Sounds good, Ankur.
First, they are not completely different. Most children are exposed to many examples of a class of objects and learn invariances in ways similar to machine learning. A (rather abused) child truly shown only one particular elephant image many times, and nothing else, would not recognize other elephants from other objects easily at all. In other words, unstated in your assumption is that this child had been shown many other images and contexts that helped her discover patterns of non-elephants, as well as representations of lower-level features that make up an elephant image (eyes, legs, tails, body, skin, etc.). This better prepared her to learn whatever she can from that one elephant image. ML models can similarly gain such benefit.
Second, it isn’t true that in machine learning, each image is ever only “shown once”. There are many data-enriching techniques where the same image is translated, rotated, or corrupted to encourage generalization from the same image.
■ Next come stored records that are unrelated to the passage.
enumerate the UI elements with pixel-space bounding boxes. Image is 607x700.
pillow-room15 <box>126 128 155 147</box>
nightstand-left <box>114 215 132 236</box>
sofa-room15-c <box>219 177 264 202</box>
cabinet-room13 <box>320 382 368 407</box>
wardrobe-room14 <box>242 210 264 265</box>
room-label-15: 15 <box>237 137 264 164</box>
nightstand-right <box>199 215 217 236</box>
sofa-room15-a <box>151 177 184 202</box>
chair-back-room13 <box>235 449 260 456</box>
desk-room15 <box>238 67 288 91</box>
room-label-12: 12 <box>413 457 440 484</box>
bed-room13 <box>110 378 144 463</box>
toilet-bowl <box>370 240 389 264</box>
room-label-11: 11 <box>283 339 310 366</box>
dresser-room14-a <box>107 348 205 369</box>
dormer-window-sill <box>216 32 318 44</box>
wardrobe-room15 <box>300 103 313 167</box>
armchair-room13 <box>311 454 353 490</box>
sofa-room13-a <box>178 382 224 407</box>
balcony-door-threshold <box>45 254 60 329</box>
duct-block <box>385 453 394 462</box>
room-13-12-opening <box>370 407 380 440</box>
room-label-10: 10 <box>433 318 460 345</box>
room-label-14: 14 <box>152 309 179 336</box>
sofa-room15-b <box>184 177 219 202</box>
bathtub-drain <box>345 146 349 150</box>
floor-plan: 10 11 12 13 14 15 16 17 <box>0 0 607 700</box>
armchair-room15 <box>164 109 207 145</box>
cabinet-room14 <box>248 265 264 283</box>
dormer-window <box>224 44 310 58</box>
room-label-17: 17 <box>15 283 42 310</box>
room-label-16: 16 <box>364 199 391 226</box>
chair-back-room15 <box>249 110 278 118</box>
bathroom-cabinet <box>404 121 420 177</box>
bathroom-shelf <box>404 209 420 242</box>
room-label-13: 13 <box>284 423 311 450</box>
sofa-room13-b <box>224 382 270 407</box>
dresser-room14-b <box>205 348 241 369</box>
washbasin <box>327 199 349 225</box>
Third, more in aid to your observation — but not in the way you probably are thinking about it — there are interesting concepts in evolutionary biology known as the Baldwin Effect and Lamarckism. They differ a bit from each other, but essentially both observe that in evolution, successful learned behavior can end up influencing the gene pool in its own favor. This then takes us to the nature vs. nurture, or more pointedly, innate vs. learned behavior, debate. We do observe that evolution encodes innate behavior or knowledge (baby giraffes can walk within hours of birth), including learning abilities. So baby humans do come prewired with certain knowledge that an untrained ML model is completely devoid of. But, as mentioned above, a pre-trained model can still exhibit analogous behavior.
Finally, and most broadly, the point being made here isn’t that machine learning works exactly like human learning, any more than that planes fly exactly like birds — yet, that exactitude is far from necessary for us to be able to analogize from one case to the other, and in the process, gain some additional insight that, if missing, might leave us a little less enlightened.